Kakay4dezonlineARTE KIKO

“Porque eu sou do tamanho do que vejo
E não do tamanho da minha altura.”
Pessoa, na pessoa de Caeiro

Andando pelas ruas de Lisboa, especialmente nas madrugadas, é possível sentir a presença de Fernando Pessoa. Dos vários Pessoa. Desde a leveza romântica de Caeiro, com um jeito de Manoel de Barros, até a nota intensa e introspectiva de Bernardo Soares, no monumental Livro do Desassossego, que ainda hoje causa um inquietante desassossego. Nessas pessoas e em tantas outras, Pessoa nos faz caminhar pelo mundo.

Estar em Lisboa nos 90 anos da partida do poeta leva a uma constatação instigante. Pessoa, nas suas múltiplas pessoas, não partiu. Há uma delas, dentre as várias, que optou por nos acompanhar. Talvez por isso Lisboa deixou de ser rural e virou esta vila universal. Penso que não foi o Portugal dominador, desbravador, que estava forte além-mar, que soube se impor no cenário internacional. As disputas internas e internacionais parecem ter um lugar de observação especial e respeito quando a vida se permite, por exemplo, deixar-se levar pela poesia. E Pessoa fez isso como ninguém.

É interessante lembrar que Pessoa chegou a fazer uma peça de publicidade. Em 1927, seu então patrão pediu que ele usasse sua veia poética para fazer um comercial da Coca-Cola. O refrigerante ainda não era vendido em Portugal e queriam começar a explorar o mercado. O grande poeta, que era chegado a uma boa bebida alcoólica, claro, teve uma sacada genial: “Primeiro, estranha-se. Depois, entranha-se”. Na poesia, não se estranha em nenhum momento; desde o primeiro segundo, entranha-se.
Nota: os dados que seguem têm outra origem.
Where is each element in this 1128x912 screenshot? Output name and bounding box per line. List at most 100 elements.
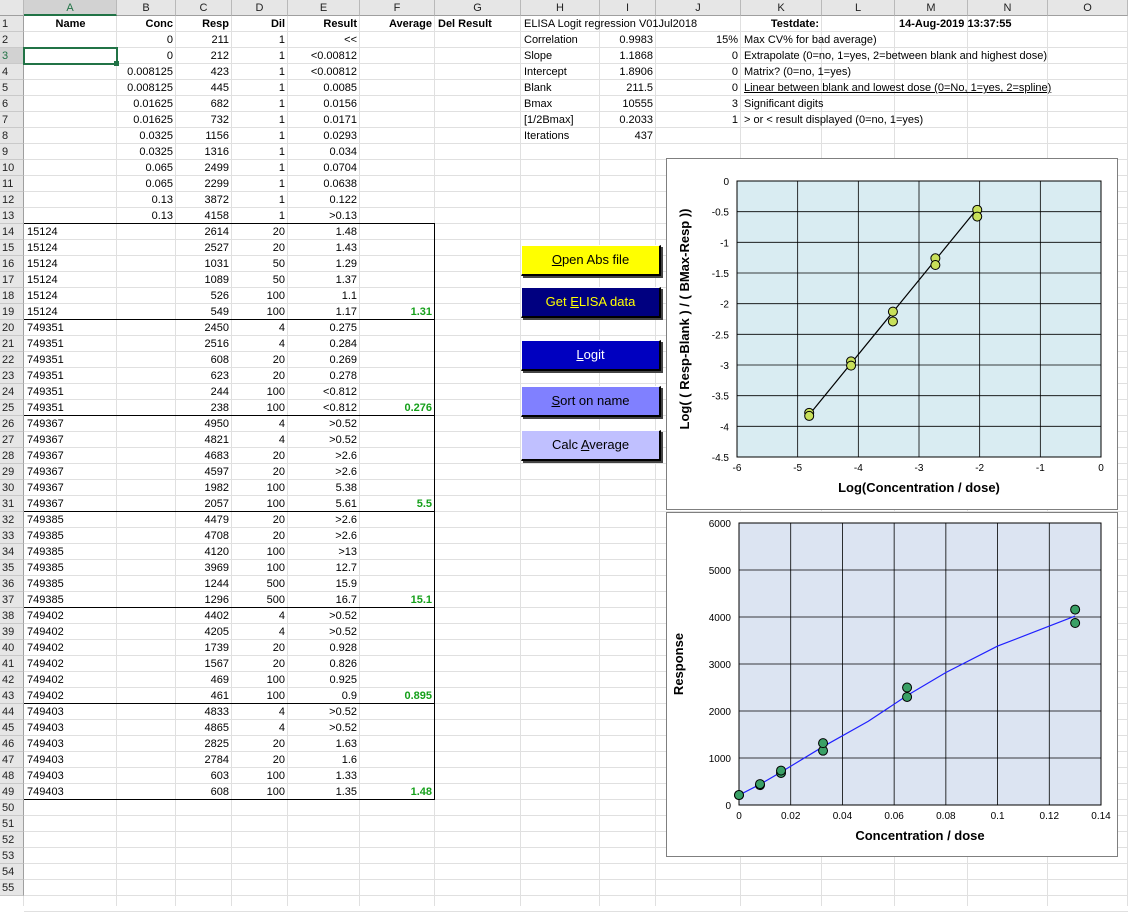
cell-resp[interactable]: 623 — [210, 370, 229, 382]
cell-name[interactable]: 749367 — [27, 466, 64, 478]
cell-name[interactable]: 749402 — [27, 626, 64, 638]
row-header-1[interactable]: 1 — [0, 16, 24, 32]
cell-name[interactable]: 749367 — [27, 418, 64, 430]
cell-result[interactable]: 0.122 — [329, 194, 357, 206]
stat-label[interactable]: Blank — [524, 82, 552, 94]
column-header-o[interactable]: O — [1048, 0, 1128, 16]
header-resp[interactable]: Resp — [202, 18, 229, 30]
cell-dil[interactable]: 1 — [278, 34, 285, 46]
column-header-j[interactable]: J — [656, 0, 741, 16]
cell-average[interactable]: 5.5 — [416, 498, 432, 510]
cell-name[interactable]: 15124 — [27, 290, 58, 302]
sort-on-name-button[interactable]: Sort on name — [521, 386, 661, 417]
cell-dil[interactable]: 1 — [278, 162, 285, 174]
row-header-33[interactable]: 33 — [0, 528, 24, 544]
cell-dil[interactable]: 20 — [272, 514, 285, 526]
cell-name[interactable]: 749402 — [27, 610, 64, 622]
cell-resp[interactable]: 2825 — [204, 738, 229, 750]
cell-dil[interactable]: 100 — [266, 674, 285, 686]
cell-result[interactable]: 0.0156 — [323, 98, 357, 110]
cell-resp[interactable]: 1567 — [204, 658, 229, 670]
cell-resp[interactable]: 608 — [210, 786, 229, 798]
cell-result[interactable]: << — [344, 34, 357, 46]
cell-dil[interactable]: 20 — [272, 658, 285, 670]
cell-result[interactable]: 0.0085 — [323, 82, 357, 94]
cell-dil[interactable]: 20 — [272, 754, 285, 766]
row-header-10[interactable]: 10 — [0, 160, 24, 176]
header-result[interactable]: Result — [323, 18, 357, 30]
stat-value[interactable]: 211.5 — [626, 82, 653, 94]
stat-label[interactable]: Correlation — [524, 34, 578, 46]
cell-dil[interactable]: 4 — [278, 626, 285, 638]
row-header-13[interactable]: 13 — [0, 208, 24, 224]
setting-value[interactable]: 0 — [731, 66, 738, 78]
cell-result[interactable]: >2.6 — [335, 530, 357, 542]
cell-average[interactable]: 1.48 — [410, 786, 432, 798]
cell-result[interactable]: 1.35 — [335, 786, 357, 798]
row-header-28[interactable]: 28 — [0, 448, 24, 464]
column-header-b[interactable]: B — [117, 0, 176, 16]
cell-resp[interactable]: 1031 — [204, 258, 229, 270]
cell-result[interactable]: 1.6 — [341, 754, 357, 766]
row-header-25[interactable]: 25 — [0, 400, 24, 416]
row-header-7[interactable]: 7 — [0, 112, 24, 128]
column-header-d[interactable]: D — [232, 0, 288, 16]
cell-name[interactable]: 749367 — [27, 434, 64, 446]
cell-result[interactable]: 0.284 — [329, 338, 357, 350]
row-header-21[interactable]: 21 — [0, 336, 24, 352]
cell-name[interactable]: 749385 — [27, 514, 64, 526]
cell-name[interactable]: 749367 — [27, 498, 64, 510]
cell-result[interactable]: 16.7 — [335, 594, 357, 606]
cell-name[interactable]: 749403 — [27, 770, 64, 782]
stat-value[interactable]: 10555 — [622, 98, 653, 110]
cell-resp[interactable]: 4402 — [204, 610, 229, 622]
cell-dil[interactable]: 20 — [272, 370, 285, 382]
cell-resp[interactable]: 423 — [210, 66, 229, 78]
row-header-55[interactable]: 55 — [0, 880, 24, 896]
stat-value[interactable]: 1.1868 — [619, 50, 653, 62]
cell-average[interactable]: 0.895 — [404, 690, 432, 702]
cell-dil[interactable]: 100 — [266, 482, 285, 494]
select-all-corner[interactable] — [0, 0, 24, 16]
cell-conc[interactable]: 0 — [166, 34, 173, 46]
cell-name[interactable]: 749403 — [27, 786, 64, 798]
setting-text[interactable]: Extrapolate (0=no, 1=yes, 2=between blan… — [744, 50, 1048, 62]
cell-result[interactable]: 5.61 — [335, 498, 357, 510]
setting-value[interactable]: 1 — [731, 114, 738, 126]
row-header-5[interactable]: 5 — [0, 80, 24, 96]
cell-conc[interactable]: 0.01625 — [133, 98, 173, 110]
row-header-41[interactable]: 41 — [0, 656, 24, 672]
cell-name[interactable]: 15124 — [27, 258, 58, 270]
cell-result[interactable]: 0.0638 — [323, 178, 357, 190]
cell-dil[interactable]: 1 — [278, 130, 285, 142]
cell-name[interactable]: 749385 — [27, 594, 64, 606]
cell-result[interactable]: >0.52 — [329, 626, 357, 638]
cell-resp[interactable]: 4865 — [204, 722, 229, 734]
cell-resp[interactable]: 1156 — [205, 130, 229, 142]
cell-resp[interactable]: 4120 — [204, 546, 229, 558]
cell-dil[interactable]: 20 — [272, 642, 285, 654]
cell-resp[interactable]: 1316 — [204, 146, 229, 158]
row-header-11[interactable]: 11 — [0, 176, 24, 192]
stat-label[interactable]: Bmax — [524, 98, 553, 110]
cell-conc[interactable]: 0.0325 — [139, 146, 173, 158]
cell-result[interactable]: 1.17 — [335, 306, 357, 318]
cell-result[interactable]: 1.1 — [341, 290, 357, 302]
row-header-47[interactable]: 47 — [0, 752, 24, 768]
cell-result[interactable]: 1.37 — [335, 274, 357, 286]
cell-name[interactable]: 749385 — [27, 530, 64, 542]
row-header-14[interactable]: 14 — [0, 224, 24, 240]
setting-text[interactable]: Matrix? (0=no, 1=yes) — [744, 66, 851, 78]
row-header-9[interactable]: 9 — [0, 144, 24, 160]
row-header-53[interactable]: 53 — [0, 848, 24, 864]
row-header-6[interactable]: 6 — [0, 96, 24, 112]
row-header-16[interactable]: 16 — [0, 256, 24, 272]
stat-label[interactable]: Slope — [524, 50, 553, 62]
cell-result[interactable]: >13 — [338, 546, 357, 558]
cell-dil[interactable]: 20 — [272, 450, 285, 462]
response-chart[interactable]: 0 0.02 0.04 0.06 0.08 0.1 0.12 0.14 0 1000 2000 300… — [666, 512, 1118, 857]
cell-dil[interactable]: 1 — [278, 50, 285, 62]
row-header-26[interactable]: 26 — [0, 416, 24, 432]
cell-name[interactable]: 749403 — [27, 722, 64, 734]
cell-dil[interactable]: 100 — [266, 562, 285, 574]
Os vários Pessoa andam mesmo por aqui. No país que virou referência para os brasileiros que buscam outros ares, outros mares. Ninguém sai da sua terra simplesmente porque quer. Há um ar de angústia e tristeza em quase todo o desterrado. Algo da tristeza de Florbela Espanca, algo das saudades do nosso Portugal mais antigo. Algo que, por mais tempo que aqui fiquem, não é possível deixar de acompanhar a cada um. Se Portugal hoje é um país festivo e alegre, ainda existe um Portugal fechado e triste. E é na poesia de Pessoa que todos se sentem, de certa forma, aconchegados.
Por isso, nosso poeta nos ensinou: “Ser poeta não é uma opção minha. É a minha maneira de estar sozinho”.